S’il y a un acteur qui a marqué la scène politique et droit de l’hommiste en Mauritanie durant la décennie 2008-2019, c’est bien Birame Dah Abeid. Deux périodes peuvent être distinguées dans la vie de cet illustre personnage. Une période que certains qualifient de provocatrice et de radicale dans son combat contre l’esclavage qui va de 2008 à 2014, et la période suivante où son discours évolue compte tenu de son statut de présidentiable qui cherche à brasser plus large. Outre l’électorat haratine et négro-africain qui forme l’essentiel de son contingent politique, il aspire désormais à séduire l’électorat arabe.

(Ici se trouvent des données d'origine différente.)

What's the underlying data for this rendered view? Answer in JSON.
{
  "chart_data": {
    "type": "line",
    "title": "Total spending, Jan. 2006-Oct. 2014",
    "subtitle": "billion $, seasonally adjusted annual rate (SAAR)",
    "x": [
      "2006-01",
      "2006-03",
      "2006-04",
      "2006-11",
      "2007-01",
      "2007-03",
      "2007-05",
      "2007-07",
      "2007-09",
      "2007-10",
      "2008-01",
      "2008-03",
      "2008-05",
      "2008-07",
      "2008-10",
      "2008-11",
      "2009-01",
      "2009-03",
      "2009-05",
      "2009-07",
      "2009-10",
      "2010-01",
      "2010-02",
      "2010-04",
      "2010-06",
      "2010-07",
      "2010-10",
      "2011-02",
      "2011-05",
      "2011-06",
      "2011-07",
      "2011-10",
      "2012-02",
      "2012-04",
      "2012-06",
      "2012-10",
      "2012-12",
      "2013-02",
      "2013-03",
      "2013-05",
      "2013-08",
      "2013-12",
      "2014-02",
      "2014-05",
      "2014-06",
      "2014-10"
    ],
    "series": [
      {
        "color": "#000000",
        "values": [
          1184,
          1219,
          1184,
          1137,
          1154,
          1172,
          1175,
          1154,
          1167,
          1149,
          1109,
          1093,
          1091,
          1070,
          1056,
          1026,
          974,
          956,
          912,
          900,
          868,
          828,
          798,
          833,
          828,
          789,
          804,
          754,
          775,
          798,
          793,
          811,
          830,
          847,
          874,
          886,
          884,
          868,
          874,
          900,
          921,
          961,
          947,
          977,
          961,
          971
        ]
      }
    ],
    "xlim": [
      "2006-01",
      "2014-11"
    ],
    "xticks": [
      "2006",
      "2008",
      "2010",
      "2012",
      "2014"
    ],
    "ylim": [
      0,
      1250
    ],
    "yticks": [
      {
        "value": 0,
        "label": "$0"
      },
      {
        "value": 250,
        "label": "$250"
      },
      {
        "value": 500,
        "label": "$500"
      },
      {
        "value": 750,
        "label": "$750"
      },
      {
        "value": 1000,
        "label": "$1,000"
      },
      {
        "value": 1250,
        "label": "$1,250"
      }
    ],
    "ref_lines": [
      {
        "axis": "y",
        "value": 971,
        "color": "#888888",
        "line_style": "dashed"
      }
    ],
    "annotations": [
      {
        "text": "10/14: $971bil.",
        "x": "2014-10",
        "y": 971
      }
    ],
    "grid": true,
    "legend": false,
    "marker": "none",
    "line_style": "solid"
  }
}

Sa popularité dépasse les frontières de la Mauritanie et son aura en fait aujourd’hui le politique et l’activiste des droits de l’Homme qui a le plus marqué la décennie 2008-2019, en particulier l’année 2019. Son élection comme député à l’Assemblée Nationale à partir d’une cellule de prison en septembre 2018 et son arrivée en 2ème position aux élections présidentielles du 22 juin 2019, face à des ténors politiques, un ancien Premier ministre, une coalition de Halaybé et un leader historique, sans structure politique et sans soutiens financiers forts, constitue un exploit inédit. Il, c’est Birame Dah Abeid, président de l’Initiative pour la résurgence du mouvement abolitionniste (IRA), député à l’Assemblée nationale, deuxième sur les deux dernières élections présidentielles (2014 et 2019), et l’un des défenseurs des droits de l’homme le plus titré du continent.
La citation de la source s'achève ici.